In the present work we report the spin resonance and giant magnetoimpedance(GMI) effect in cold pressed Fe3O4 measured with a copper stripcoil at high frequency and low magnetic fields. The AC magnetoresistance of bulk Fe3O4 was measured at room temperature using an impedance analyzer by applying frequencies of the order of 100 Hz to 5.5 MHz. The high frequency AC magnetoresistance and magnetic field derivative of the electromagnetic power absorbed (dP/dH) were measured indirectly via the stripcoil for frequencies from 10 kHz to 18 GHz, as the DC magnetic field was swept from 0 to 500 G. A giant low-field AC positive magnetoresistance (~44%) was found in a magnetic field of 105 G at 1.5 GHz.
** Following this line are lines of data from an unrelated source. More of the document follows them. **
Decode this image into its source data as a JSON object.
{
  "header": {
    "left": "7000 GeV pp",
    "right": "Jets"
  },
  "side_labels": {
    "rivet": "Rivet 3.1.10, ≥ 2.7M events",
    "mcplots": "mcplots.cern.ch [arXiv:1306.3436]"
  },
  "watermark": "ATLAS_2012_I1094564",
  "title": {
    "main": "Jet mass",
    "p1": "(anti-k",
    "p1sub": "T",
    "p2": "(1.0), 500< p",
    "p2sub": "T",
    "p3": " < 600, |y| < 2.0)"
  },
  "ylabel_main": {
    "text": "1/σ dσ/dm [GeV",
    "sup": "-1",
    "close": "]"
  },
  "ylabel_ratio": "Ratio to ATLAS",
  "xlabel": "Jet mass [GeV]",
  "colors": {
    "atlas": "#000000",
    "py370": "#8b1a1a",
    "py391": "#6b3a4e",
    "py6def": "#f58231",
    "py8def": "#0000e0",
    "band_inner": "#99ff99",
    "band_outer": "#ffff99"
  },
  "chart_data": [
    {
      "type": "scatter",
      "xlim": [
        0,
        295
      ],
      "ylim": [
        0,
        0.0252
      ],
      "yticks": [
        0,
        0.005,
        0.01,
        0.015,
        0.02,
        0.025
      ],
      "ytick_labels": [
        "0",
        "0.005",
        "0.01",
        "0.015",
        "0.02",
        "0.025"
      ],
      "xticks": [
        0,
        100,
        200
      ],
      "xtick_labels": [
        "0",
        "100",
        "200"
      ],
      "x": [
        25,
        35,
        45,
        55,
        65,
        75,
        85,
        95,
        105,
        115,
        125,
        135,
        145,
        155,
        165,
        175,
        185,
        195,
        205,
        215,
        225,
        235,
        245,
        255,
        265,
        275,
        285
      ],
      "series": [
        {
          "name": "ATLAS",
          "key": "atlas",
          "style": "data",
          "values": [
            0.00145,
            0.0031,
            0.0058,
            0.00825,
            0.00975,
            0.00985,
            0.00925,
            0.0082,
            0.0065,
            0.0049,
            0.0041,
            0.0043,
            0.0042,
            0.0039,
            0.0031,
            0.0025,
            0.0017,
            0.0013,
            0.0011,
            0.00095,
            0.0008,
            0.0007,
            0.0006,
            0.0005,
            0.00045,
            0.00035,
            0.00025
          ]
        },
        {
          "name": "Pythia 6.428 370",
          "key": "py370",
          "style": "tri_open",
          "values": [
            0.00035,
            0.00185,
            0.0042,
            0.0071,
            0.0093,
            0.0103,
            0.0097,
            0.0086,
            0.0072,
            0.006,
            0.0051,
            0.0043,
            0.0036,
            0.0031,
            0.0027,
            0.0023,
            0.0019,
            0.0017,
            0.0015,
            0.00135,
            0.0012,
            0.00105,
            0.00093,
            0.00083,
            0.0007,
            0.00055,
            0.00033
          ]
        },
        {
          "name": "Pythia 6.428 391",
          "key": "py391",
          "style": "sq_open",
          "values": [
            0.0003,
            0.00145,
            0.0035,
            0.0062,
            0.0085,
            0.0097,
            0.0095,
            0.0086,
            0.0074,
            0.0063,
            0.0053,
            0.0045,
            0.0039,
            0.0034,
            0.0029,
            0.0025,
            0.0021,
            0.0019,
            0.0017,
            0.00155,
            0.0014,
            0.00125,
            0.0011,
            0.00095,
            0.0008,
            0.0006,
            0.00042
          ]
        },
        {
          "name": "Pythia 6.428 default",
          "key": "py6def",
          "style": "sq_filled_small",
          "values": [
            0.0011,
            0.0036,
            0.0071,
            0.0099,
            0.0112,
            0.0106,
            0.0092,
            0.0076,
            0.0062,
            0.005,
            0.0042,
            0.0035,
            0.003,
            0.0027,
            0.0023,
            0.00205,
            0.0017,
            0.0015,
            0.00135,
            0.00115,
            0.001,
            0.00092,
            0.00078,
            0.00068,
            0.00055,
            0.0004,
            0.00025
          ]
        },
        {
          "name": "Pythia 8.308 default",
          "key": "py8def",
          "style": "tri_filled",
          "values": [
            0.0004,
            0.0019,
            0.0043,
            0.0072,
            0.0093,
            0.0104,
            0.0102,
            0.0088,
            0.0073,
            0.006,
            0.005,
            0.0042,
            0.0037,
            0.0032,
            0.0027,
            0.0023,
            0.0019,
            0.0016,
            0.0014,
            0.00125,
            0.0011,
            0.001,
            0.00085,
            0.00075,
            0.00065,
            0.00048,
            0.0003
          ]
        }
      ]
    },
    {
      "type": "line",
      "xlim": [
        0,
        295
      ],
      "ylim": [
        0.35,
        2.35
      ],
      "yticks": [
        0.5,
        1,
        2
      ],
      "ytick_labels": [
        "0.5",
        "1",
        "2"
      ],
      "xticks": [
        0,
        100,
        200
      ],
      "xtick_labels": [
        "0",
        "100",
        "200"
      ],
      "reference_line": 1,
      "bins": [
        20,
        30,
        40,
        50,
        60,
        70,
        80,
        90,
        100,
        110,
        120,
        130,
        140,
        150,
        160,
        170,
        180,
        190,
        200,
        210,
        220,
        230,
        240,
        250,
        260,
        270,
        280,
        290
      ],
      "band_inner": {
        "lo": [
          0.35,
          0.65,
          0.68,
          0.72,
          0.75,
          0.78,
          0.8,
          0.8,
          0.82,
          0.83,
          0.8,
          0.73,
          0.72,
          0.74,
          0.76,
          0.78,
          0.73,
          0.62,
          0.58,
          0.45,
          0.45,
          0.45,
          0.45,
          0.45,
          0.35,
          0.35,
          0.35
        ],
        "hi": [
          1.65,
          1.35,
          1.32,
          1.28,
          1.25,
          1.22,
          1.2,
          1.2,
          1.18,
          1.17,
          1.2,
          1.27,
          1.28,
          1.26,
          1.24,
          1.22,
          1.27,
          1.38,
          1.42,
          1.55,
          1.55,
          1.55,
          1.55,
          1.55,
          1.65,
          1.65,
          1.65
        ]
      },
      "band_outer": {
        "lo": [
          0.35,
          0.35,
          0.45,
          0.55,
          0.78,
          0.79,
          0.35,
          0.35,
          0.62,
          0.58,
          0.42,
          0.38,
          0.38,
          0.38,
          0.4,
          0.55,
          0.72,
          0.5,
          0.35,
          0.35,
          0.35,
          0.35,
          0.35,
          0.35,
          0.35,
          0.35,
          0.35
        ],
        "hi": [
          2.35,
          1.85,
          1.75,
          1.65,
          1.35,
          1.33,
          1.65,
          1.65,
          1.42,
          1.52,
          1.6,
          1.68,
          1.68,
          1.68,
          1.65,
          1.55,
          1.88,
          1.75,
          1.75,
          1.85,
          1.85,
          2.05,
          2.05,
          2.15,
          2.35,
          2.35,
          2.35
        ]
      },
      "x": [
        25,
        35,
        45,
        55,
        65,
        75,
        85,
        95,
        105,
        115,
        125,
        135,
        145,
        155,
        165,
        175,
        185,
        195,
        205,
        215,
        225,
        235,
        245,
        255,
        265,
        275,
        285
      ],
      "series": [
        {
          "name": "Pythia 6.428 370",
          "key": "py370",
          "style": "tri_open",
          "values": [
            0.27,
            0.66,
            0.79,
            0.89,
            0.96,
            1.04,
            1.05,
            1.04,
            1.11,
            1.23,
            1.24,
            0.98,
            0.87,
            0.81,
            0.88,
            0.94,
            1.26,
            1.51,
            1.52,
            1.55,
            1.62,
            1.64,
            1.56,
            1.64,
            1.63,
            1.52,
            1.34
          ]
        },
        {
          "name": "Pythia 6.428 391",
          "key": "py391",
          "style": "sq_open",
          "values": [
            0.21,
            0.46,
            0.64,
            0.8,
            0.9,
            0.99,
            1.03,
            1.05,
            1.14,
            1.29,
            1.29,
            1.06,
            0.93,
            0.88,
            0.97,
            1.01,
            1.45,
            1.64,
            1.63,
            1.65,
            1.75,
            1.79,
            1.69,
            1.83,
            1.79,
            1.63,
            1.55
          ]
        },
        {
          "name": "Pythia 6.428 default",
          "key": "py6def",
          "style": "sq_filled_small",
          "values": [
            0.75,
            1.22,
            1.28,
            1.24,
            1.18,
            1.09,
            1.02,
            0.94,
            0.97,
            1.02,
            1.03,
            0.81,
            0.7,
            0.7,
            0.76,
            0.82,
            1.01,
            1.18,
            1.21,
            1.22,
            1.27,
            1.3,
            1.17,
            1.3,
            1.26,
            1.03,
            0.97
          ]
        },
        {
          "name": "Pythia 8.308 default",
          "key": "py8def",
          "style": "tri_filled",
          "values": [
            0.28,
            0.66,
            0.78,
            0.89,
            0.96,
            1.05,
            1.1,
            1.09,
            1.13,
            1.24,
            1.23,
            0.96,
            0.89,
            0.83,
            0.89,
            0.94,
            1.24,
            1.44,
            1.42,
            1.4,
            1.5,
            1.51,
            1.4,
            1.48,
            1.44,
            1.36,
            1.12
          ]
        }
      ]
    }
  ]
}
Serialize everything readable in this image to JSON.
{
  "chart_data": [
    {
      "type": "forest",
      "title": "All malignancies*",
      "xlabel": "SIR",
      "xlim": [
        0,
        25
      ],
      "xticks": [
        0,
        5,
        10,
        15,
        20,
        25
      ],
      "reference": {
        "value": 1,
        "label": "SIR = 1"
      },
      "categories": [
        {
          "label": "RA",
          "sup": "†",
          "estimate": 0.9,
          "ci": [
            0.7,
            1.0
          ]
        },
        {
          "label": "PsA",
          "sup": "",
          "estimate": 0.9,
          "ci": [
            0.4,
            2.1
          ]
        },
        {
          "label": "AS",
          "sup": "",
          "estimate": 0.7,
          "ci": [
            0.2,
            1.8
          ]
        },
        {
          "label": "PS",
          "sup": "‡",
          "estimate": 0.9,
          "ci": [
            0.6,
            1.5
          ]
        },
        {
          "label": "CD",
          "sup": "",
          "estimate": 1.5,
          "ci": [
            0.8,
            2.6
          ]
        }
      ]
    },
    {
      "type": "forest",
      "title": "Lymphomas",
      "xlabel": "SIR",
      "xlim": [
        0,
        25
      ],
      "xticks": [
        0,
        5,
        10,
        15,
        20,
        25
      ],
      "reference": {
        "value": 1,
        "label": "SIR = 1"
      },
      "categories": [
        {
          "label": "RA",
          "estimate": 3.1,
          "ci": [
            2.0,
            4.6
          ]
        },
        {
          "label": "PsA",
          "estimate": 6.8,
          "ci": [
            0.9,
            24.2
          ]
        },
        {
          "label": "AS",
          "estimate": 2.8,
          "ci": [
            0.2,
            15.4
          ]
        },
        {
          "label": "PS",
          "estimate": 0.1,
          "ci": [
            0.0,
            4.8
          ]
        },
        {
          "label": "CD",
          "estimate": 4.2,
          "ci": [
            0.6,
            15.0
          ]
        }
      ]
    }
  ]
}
The investigation inferred that magnetic field dependence of the electrical resistance in cold pressed Fe3O4 is due to spin current driven effects. An abrupt increase in the value of MR was observed at a particular applied DC magnetic field and a shift in position of the resonance field of the stripcoil indicated the generation of spin current, established by Kittle’s theory of spin wave propagation. These observations provide a basis to develop a low field high frequency spinwave devices using the Fe3O4 nanoparticles.